I'm currently implementing a serial routine for an 8051 IC (specifically AT89C4051) and I don't have much stack space or memory left, and in order for me to achieve a decent baud rate on the serial port (38K or better), I need to make a high speed case construct since in my serial port interrupt routine, I'm building a packet and checking it for validity.

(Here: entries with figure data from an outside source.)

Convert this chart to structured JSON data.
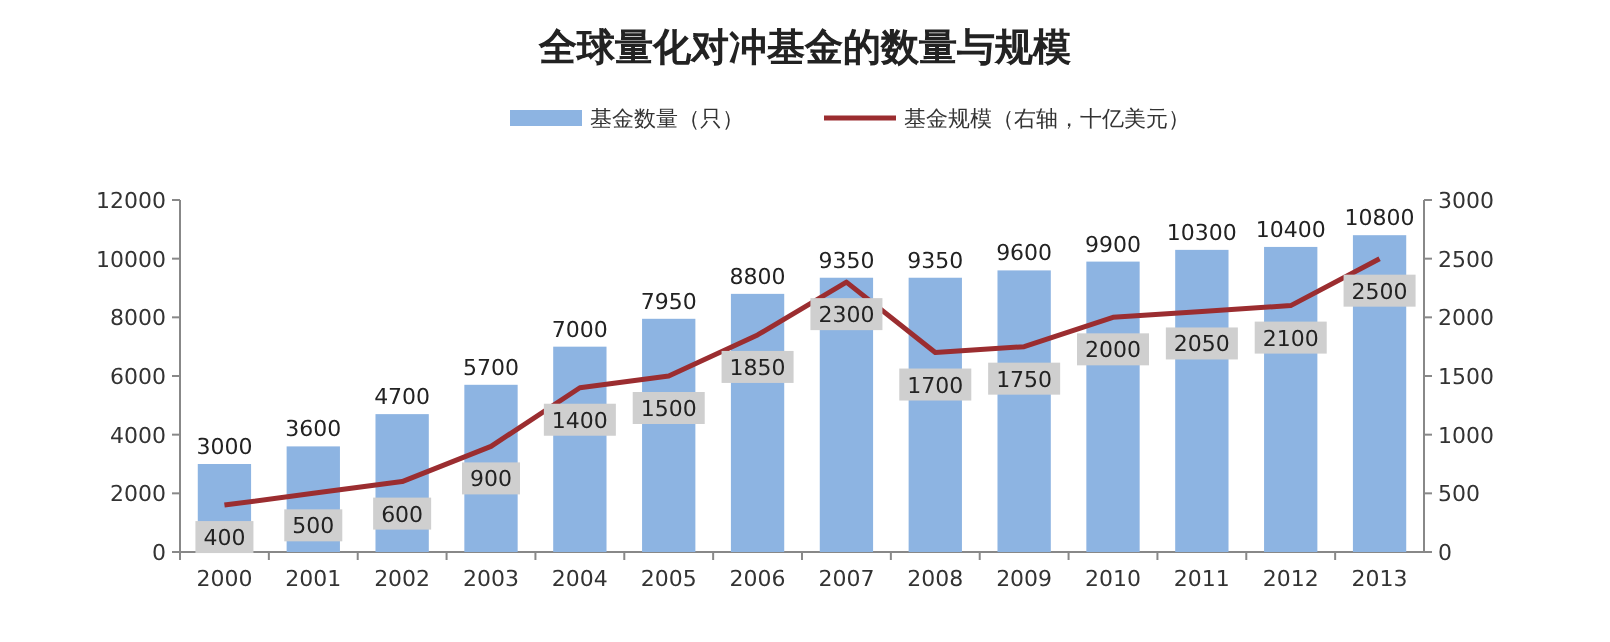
{
  "chart_data": {
    "type": "bar",
    "title": "全球量化对冲基金的数量与规模",
    "categories": [
      "2000",
      "2001",
      "2002",
      "2003",
      "2004",
      "2005",
      "2006",
      "2007",
      "2008",
      "2009",
      "2010",
      "2011",
      "2012",
      "2013"
    ],
    "series": [
      {
        "name": "基金数量（只）",
        "color": "#8db4e2",
        "values": [
          3000,
          3600,
          4700,
          5700,
          7000,
          7950,
          8800,
          9350,
          9350,
          9600,
          9900,
          10300,
          10400,
          10800
        ]
      },
      {
        "name": "基金规模（右轴，十亿美元）",
        "type": "line",
        "axis": "y2",
        "color": "#9b2d30",
        "values": [
          400,
          500,
          600,
          900,
          1400,
          1500,
          1850,
          2300,
          1700,
          1750,
          2000,
          2050,
          2100,
          2500
        ]
      }
    ],
    "ylim": [
      0,
      12000
    ],
    "yticks": [
      0,
      2000,
      4000,
      6000,
      8000,
      10000,
      12000
    ],
    "y2lim": [
      0,
      3000
    ],
    "y2ticks": [
      0,
      500,
      1000,
      1500,
      2000,
      2500,
      3000
    ],
    "data_labels": true,
    "legend": "top",
    "grid": false,
    "marker": "none",
    "line_style": "solid"
  }
}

Assume we are in the serial interrupt and R0 is the address to the memory space in which data is to be received. Let's assume start address is 40h
So here we go with a bunch of compares:
Branching via many compares
serial:
mov A,SBUF
mov @R0,A
mov A,R0
anl A,#07h ;our packet is 8 bytes so get current packet # based on what we stored so far
cjne A,#0h,nCheckMe ;this gets scanned if A=7... waste 2 clock cycles
//We're working on first byte
ajmp theend
nCheckMe:
cjne A,#1h,nCheckThem ;this gets scanned if A=7... waste 2 clock cycles
//We're working on second byte
ajmp theend
nCheckThem:
...
cjne A,#7h,nCheckEnd
//We're working on last byte
ajmp theend
nCheckEnd:
theend:
inc R0
reti
The above code might be practical at first but as the current byte in the packet to work on increases, the routine runs 2 clock cycles slower each time because of the extra "cjne" instruction processing. For example, if we are on the 7th byte, then "cjne" would happen many times because it has to scan through each case which adds slowness.
Branching via jump
Now I thought of using just a jump but I can't figure out how to load DPTR at high speed because the interrupt can get called even when some other process is using the value of DPTR.
I thought of this code:
serial:
mov A,SBUF
mov @R0,A
mov A,R0
anl A,#07h ;our packet is 8 bytes so get current packet # based on what we stored so far
swap A ;multiply A times 16 and
rr A ;divide A by 2 so we get address times 8 since each block uses 8 bytes of code space.
mov R3,DPH ;save DPTR high byte without breaking stack
mov R6,DPL ;save DPTR low byte
mov dptr,#table
jmp @A+DPTR
theend:
mov DPL,R6 ;restore DPTR low byte
mov DPH,R3 ;restore DPTR high byte
inc R0 ;move on to next position
reti
table:
;insert 8 bytes worth of code for 1st case
;insert 8 bytes worth of code for 2nd case
;insert 8 bytes worth of code for 3rd case
...
;insert unlimited bytes worth of code for last case
In my code, R3 and R6 were free so I used them to store the old DPTR value but those mov instructions as well as loading the new DPTR value take 2 cycles each for 10 cycles total (including restoring old value).
Is there a faster way to process a case construct in 8051 assembly code so that my serial routine processes faster?
Don't run logic in the ISR if possible. If you insist, you might be able to assign DPTR to the ISR and only use it in very short pieces of normal code with interrupts disabled. Alternatively, a PUSH+RET trick could work.
Here is a chained approach, where each processed character just sets the address for the next step. If you can ensure the steps are within the same 256 byte block, you only ever need to update the low byte. The total overhead is 8 cycles, but you also save the 4 cycles for the arithmetic so it's a win of 6 cycles.
.EQU PTR, 0x20 ; two bytes of SRAM
; Initialize PTR to address of step1
serial:
push PTR
push PTR+1
ret
step1:
; do stuff
mov PTR, #low8(step2)
reti
last_step:
; do stuff
mov PTR, #low8(step1)
reti